Mar 11, 2019, 02:33 PM | Updated 02:33 PM IST


A snippet from the Surf-Excel advertisement (pic via Twitter)
A snippet from the Surf-Excel advertisement (pic via Twitter)

In a recent advertisement, Surf Excel shows a young Hindu girl in white T-shirt protecting a Muslim boy from Holi colours as he has to go to mosque for namaz. The advertisement is being criticised widely on social media, with #BoycottSurfExcel trending.

Twitterati accused the ad of promoting ‘Love Jihad’. Surf Excel was accused of being insensitive to the history of Hindu persecution in the subcontinent and promoting an ideological agenda in the garb of a ‘feel-good’ 1-minute clip. People also criticised Surf Excel for exploiting the notion of ‘innocence of children’ for virtue-signalling.

This is not the first time that Hindustan Unilever (HUL) has faced flak for showing an advertisements deemed Hinduphobic. Previously, in its Kumbh Mela advertisement, the company showed a Hindu man abandoning his old father in the Mela crowd to get rid of him, but he soon realises his mistake and comes back.

Many users put the advertisement on the same lines as a large-body of Indo-Islamic text corpus that includes Persian, Urdu poems on the mystery of love, exclusively between a Muslim boy and Hindu girl.

Scholars point out that these poems had an obvious proselytising goal, glorifying the Muslim boy’s struggle against the Hindu relatives of the girl, who represented narrow-mindedness and social restrictions to be destroyed by the heroic Muslim boy, while the Hindu girl symbolised the weak yet desirable creature to be saved. In many such poems, the culmination was subject’s conversion to Islam, transforming their previous deviant behaviour as infidel to a manifestation of “true love”.

Such works of art, the scholars argue, represented the a victory of Islam over the Hinduism. Many agreed that while works of art can be enjoyed equally by anyone irrespective of religion, their themes are often grounded in serious historical realities that cannot be ignored.

While some Twitter users chose to bring out the perspective on historical injustices, others chose to respond in a different way. Many shared a picture on the same theme as the advertisement, of Hindu boy applying Holi colour on Muslim woman, saying “because religion has no colour”. Others replaced Holi with Ramazan, showing a Muslim woman protecting a Hindu boy from the loud noise of mosque-speaker as he goes for meditation.

Many users also pointed out the advertisement continues the tradition of non-Indic cultures deriding Hindu festivals as inferior and uncivilised, albeit subtly.
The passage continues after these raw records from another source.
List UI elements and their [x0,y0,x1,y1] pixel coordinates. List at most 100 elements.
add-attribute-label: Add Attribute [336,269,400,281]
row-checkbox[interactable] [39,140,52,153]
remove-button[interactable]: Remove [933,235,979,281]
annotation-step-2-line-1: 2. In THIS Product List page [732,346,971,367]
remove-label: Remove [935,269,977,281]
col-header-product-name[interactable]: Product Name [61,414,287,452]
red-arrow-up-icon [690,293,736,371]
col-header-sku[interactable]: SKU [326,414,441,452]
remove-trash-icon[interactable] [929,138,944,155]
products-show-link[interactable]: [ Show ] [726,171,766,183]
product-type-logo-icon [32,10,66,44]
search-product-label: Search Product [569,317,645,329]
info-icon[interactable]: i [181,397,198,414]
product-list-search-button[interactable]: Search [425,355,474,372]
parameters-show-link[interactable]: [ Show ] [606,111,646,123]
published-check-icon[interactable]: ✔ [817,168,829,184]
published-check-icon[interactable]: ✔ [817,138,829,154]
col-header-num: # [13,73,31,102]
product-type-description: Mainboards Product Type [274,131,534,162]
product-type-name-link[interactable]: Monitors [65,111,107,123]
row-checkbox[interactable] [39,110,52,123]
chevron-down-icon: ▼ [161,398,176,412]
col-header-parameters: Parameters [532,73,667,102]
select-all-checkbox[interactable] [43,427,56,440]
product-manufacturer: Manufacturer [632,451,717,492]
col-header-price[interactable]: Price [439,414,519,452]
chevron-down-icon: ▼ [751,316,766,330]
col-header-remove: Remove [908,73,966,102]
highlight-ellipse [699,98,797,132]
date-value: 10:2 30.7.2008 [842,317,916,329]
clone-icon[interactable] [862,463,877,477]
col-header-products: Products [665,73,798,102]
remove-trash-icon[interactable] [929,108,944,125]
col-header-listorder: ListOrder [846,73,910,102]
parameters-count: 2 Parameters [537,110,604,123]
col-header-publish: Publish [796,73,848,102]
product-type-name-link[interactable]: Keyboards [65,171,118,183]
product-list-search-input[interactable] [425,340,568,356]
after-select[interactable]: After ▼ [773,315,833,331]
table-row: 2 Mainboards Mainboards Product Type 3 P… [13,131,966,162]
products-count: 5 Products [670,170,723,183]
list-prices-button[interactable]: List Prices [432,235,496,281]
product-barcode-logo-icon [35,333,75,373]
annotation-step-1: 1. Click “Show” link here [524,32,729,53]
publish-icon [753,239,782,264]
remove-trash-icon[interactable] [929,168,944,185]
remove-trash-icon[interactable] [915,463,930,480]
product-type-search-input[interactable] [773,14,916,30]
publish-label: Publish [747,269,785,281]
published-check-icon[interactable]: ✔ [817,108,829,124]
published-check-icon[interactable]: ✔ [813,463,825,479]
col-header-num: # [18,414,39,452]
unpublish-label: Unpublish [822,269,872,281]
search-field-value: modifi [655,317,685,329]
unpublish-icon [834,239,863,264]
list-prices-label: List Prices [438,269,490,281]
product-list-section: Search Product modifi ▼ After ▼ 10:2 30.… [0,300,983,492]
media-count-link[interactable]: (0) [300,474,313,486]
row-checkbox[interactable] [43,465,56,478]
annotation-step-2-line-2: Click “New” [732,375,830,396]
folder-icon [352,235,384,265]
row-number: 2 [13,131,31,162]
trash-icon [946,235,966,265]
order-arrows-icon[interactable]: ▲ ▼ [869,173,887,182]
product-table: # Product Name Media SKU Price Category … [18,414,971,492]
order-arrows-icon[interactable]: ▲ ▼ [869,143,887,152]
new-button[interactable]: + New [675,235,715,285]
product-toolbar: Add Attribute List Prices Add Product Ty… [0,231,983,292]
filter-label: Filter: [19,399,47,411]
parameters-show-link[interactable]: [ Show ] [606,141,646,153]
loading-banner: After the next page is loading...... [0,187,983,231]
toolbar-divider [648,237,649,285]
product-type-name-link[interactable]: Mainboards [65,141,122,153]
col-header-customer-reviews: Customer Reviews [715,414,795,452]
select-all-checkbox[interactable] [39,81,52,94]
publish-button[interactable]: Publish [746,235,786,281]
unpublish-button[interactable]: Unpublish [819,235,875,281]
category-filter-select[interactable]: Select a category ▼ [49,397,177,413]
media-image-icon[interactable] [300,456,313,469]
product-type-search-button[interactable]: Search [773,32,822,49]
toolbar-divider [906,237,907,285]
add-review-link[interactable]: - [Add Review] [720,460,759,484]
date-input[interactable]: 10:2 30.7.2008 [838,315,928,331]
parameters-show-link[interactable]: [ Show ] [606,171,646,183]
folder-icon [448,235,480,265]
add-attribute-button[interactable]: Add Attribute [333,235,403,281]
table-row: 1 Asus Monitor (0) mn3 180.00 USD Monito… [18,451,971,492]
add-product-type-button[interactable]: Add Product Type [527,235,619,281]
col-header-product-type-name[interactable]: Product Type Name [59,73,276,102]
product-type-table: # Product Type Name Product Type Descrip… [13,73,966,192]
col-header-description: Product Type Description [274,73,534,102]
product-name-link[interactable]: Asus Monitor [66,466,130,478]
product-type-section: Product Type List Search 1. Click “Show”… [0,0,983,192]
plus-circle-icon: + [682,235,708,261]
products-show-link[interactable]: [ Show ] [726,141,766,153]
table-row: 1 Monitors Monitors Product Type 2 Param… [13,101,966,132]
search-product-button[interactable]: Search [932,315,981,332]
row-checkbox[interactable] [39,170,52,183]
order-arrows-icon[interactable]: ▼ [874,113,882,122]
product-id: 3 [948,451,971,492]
The issue also generated a widespread debate on stereotypes of Hindus, Muslims and Christians as shown in popular media.

Twitterati also expressed disappointment that all the mainstream news channels unfairly labelled their protests as those against ‘Hindu-Muslim harmony’ without giving space to their arguments, completely missing out on the nuances of the subject.